この展覧会に参加しているアーティストは、
わたしたちの時代の同じ空気を呼吸している。
それは21 世紀都市の空気であり、
その空気をとおして光がカメラのなかへ入ってくる。
定着された像が、呼吸をはじめる。
色と影がふたたび、空間のなかへ滲み出してゆく。
“時の雰囲気” や“時代の精神” という言い方は、
写真が生まれた世紀と結びついているだろう。
パリやベルリンを舞台に沸き起こった大衆社会を背景にして、
スピリットを代弁するモードやスタイルが語られる時代、
写真もその中核をになった表現だった。
同じことが21世紀にも言えるかどうかとなると、意見は分かれるだろう。
時代に共通するようなエスプリやガイストはあるのだろうか。
仮にそうだとして、表現のみならず技術的にも多様化した写真のなかに、
それはどのように姿を現すのだろうか。
放射能という、直接目には見えないものが日本の大気を覆い、
世界中の空へと拡散している時代。
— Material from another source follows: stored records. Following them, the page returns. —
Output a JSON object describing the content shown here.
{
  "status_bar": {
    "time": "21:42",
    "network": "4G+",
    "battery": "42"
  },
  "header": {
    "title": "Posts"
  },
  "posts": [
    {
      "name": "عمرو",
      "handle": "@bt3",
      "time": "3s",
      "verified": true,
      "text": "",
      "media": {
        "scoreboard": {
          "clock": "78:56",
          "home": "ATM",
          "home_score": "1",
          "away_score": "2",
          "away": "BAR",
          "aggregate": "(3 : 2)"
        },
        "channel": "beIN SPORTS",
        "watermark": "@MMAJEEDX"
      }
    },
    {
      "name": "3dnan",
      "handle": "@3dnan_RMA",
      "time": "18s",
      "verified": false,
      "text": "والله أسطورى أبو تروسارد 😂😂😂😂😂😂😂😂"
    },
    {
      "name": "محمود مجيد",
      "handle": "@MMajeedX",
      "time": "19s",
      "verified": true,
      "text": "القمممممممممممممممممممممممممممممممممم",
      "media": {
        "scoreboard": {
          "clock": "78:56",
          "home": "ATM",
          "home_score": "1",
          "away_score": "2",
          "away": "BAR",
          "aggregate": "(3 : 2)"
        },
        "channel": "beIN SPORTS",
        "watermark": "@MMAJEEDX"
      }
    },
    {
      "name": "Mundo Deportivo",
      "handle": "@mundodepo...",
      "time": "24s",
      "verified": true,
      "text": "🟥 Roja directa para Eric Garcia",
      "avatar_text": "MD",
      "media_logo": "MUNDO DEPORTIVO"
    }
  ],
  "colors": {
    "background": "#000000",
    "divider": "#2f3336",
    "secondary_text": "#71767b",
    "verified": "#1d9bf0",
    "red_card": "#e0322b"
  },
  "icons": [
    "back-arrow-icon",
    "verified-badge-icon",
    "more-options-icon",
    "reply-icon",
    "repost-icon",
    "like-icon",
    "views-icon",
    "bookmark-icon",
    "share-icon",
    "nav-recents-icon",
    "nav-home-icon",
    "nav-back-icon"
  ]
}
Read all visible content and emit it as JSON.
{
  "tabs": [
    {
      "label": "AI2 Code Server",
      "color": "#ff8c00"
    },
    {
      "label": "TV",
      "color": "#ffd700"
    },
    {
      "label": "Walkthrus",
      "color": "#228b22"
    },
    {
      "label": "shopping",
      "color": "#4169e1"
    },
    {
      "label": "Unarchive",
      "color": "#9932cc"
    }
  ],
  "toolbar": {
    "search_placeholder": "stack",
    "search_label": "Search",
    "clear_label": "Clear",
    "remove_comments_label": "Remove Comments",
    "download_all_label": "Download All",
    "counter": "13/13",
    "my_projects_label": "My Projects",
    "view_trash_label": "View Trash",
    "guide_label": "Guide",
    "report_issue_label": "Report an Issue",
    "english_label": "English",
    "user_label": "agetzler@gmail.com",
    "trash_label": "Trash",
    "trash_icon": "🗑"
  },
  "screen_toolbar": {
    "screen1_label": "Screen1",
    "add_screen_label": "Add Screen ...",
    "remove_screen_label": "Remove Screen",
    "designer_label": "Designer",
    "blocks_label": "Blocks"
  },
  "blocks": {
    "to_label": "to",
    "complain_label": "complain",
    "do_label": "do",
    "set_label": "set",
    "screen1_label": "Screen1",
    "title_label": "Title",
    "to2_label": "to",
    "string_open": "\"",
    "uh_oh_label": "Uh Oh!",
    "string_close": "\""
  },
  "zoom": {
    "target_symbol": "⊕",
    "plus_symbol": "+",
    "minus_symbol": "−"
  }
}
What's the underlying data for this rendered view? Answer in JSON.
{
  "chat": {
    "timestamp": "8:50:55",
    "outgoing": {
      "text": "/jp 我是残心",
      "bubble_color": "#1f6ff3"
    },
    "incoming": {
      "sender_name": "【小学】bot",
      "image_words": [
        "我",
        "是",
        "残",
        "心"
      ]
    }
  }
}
誰しもが今日の空気について考えざるをえないという、
異常が日常化した時代。あらかじめ調整されてしまった空気、コンディションド・エアー。
だがそんな日常を成り立たせている条件を、写真は独自のやり方で再調整するのだ。
空気のなかへ溶け込んだ精神はきっと、それぞれの色と影をとおして現れてくるだろう。